Creative Commons License

Sarigil E., Altingovde I. S. , BLANCO R., Barla Cambazoglu B., ÖZCAN R., Ulusoy O.

JOURNAL OF THE ASSOCIATION FOR INFORMATION SCIENCE AND TECHNOLOGY, vol.69, no.2, pp.256-270, 2018 (Journal Indexed in SCI) identifier identifier

  • Publication Type: Article / Article
  • Volume: 69 Issue: 2
  • Publication Date: 2018
  • Doi Number: 10.1002/asi.23955
  • Title of Journal : JOURNAL OF THE ASSOCIATION FOR INFORMATION SCIENCE AND TECHNOLOGY
  • Page Numbers: pp.256-270

Abstract

A non-negligible fraction of user queries end up with very few or even no matching results in leading commercial web search engines.
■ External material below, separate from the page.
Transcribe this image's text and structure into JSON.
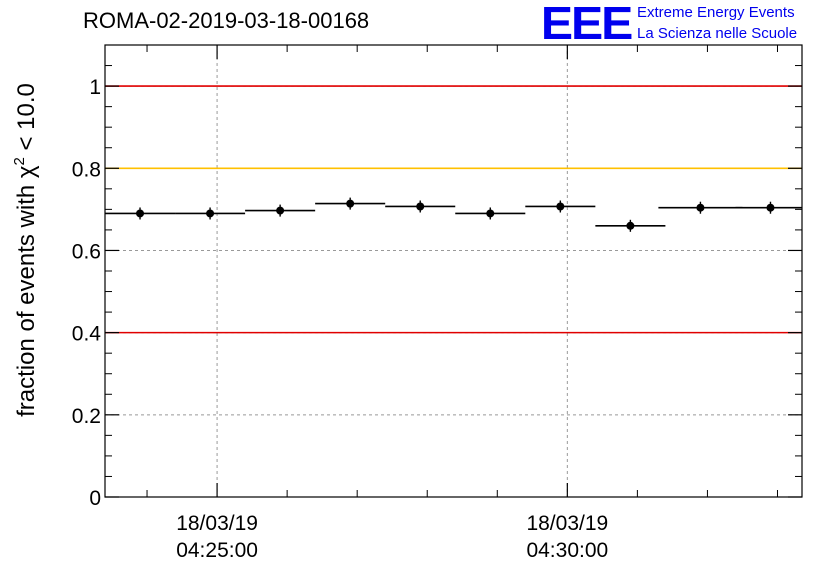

In this work, we provide a detailed characterization of such queries and show that search engines try to improve such queries by showing the results of related queries. Through a user study, we show that these query suggestions are usually perceived as relevant. Also, through a query log analysis, we show that the users are dissatisfied after submitting a query that match no results at least 88.5% of the time. As a first step towards solving these no-answer queries, we devised a large number of features that can be used to identify such queries and built machine-learning models. These models can be useful for scenarios such as the mobile- or meta-search, where identifying a query that will retrieve no results at the client device (i.e., even before submitting it to the search engine) may yield gains in terms of the bandwidth usage, power consumption, and/or monetary costs. Experiments over query logs indicate that, despite the heavy skew in class sizes, our models achieve good prediction quality, with accuracy (in terms of area under the curve) up to 0.95.